“Data Driven Thinking“ is written by members of the media community and contains fresh ideas on the digital revolution in media.
Today’s column is written by Peter Davies, SVP Sales & Marketing at Adconion Direct.
The current definition of an “in-view” ad impression, according to the IAB’s Making Measurement Make Sense (3MS) initiative, is this: “Fifty percent of an ad’s pixels being visible on a web page for more than one second.” Many question whether this goes far enough, but for now it is the standard by which companies such as comScore must build their solutions — and which I am basing this article on.
As the debate over viewability grinds on, some have argued an “in view” impression standard could be a mechanism for portals, publishers and networks to increase yield, adding revenue to their bottom line. They also claim that any planned increases in CPM will be bad for advertisers unless campaign performance increases incrementally as well. (i.e. Not all views result in a click.)
On the surface this stacks up. However let me share two trends with regard to viewability that might surprise agencies and marketers alike.
New tools are being developed to help ad buyers differentiate quality content, as well as “in-view” inventory, with the ultimate goal to protect advertisers from appearing on questionable content or below the fold. Unfortunately, these bidding tools in the wrong hands can lead to unscrupulous behavior.
RTB has enabled some people to deploy new tactics that artificially make a campaign look like it is performing, when in fact they are deliberately bidding on impressions that have zero impact. Of course, not all RTB inventory is created equal, and we are currently witnessing and being told of some networks, DSP’s and trading desks that intentionally bid on ads that are out of view. Plus, they bid at the lowest possible CPM in order to gain performance efficiencies — by gaining credit for the last view. These tools, rather than being used for the good of an advertiser to vet content and placement, are instead being used to financially benefit the network, DSP or trading desk.
With bidding tools allowing frequency capping down to the hour, or in most cases within a 24-hour period, the ability to successfully gain credit for the last view conversion is at new levels. Most who bid into exchange inventory know full well that this inventory is ‘crummy’ and not ideal for brand building.
To address these tactics, technologies do need to evolve. Specifically, they need to predict which ad is in-view and which are not, before the ad call – not after. The tech will then in turn block that ad call so that no out of view ads will be served. Unfortunately this doesn’t exist today, so advertisers need to take the lead and work with partners who are mapping their site, network, buying tactics and placements to ads that are only in-view, and who are developing methodologies into their algorithms to better predict viewability.
2. Facebook Exchange
Advertisers can now use their network, DSP or trading desk partners to leverage their audience data to target users within Facebook.

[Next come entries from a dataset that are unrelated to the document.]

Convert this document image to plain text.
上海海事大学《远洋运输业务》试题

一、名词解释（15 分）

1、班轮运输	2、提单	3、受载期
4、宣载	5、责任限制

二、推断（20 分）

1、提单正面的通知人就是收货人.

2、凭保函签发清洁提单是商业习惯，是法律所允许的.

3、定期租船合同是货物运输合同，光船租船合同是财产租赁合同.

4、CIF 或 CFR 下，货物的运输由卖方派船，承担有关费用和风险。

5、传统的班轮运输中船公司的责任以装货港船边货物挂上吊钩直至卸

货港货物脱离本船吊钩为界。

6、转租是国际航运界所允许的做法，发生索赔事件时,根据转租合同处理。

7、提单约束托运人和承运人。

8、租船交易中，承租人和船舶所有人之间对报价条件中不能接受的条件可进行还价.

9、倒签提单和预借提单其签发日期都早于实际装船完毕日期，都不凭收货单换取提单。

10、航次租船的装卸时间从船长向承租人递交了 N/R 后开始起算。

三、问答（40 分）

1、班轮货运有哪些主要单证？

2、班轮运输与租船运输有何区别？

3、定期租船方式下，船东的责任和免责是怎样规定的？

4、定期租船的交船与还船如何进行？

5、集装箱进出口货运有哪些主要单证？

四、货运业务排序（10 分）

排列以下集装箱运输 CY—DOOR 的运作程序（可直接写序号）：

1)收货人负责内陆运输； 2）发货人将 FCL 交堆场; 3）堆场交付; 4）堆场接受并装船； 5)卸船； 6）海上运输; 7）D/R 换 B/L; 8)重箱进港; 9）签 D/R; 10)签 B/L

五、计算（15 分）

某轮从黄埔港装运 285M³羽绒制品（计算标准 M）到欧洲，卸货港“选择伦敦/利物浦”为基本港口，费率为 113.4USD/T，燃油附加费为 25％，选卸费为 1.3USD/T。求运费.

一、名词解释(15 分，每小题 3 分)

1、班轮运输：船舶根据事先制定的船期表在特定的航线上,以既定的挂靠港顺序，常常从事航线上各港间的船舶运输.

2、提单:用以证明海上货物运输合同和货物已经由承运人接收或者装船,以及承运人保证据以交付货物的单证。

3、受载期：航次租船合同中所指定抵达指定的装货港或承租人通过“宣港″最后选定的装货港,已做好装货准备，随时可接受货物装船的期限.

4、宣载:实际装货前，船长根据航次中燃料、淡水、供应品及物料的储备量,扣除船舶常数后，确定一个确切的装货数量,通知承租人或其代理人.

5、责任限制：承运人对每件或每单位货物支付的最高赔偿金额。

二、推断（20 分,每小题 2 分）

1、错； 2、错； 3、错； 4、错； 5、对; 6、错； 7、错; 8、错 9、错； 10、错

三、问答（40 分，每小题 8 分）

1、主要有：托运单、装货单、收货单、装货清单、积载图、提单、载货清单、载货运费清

Currently the ads are cost effective. Why? Crudely, because there are a ton of them available, therefore supply outstrips demand. (Over 1bn users, five to eight ads per page anyone?) This makes Facebook Exchange the ultimate cookie bomb opportunity.
While more demand is a great thing for Facebook (and their stock holders) and increased supply is good for advertisers (incremental reach), it does beg the question: Can an in-view text and image ad have the same impact as an in-view display ad, and is this incremental reach truly incremental to my existing display? These native ad units consist of a small image, 90 characters, and are stacked on top of each other away from the prime real estate on Facebook – the newsfeed. You be the judge.
There is no doubt that these ads can have a positive impact on performance. However advertisers should be developing attribution models that ensure the performance is in fact incremental, instead of stealing away last view from another display placement that might be of more value.
One of our advertising partners recently said accepting view-based conversions in Facebook Exchange was the same as accepting view-based conversions from their search activity. In other words, they don’t allow it. Conversely, we have other partners who do accept view-based conversions, but within a tighter time frame and at times with less value than views on display advertising.
While we wait for tech solutions to catch up with our thinking, advertisers should work with accredited viewability tracking companies, as well as media partners who have invested in integrating with these technology solutions, in order to provide transparent, verified and validated impressions. If your partner does anything less, what are they hiding?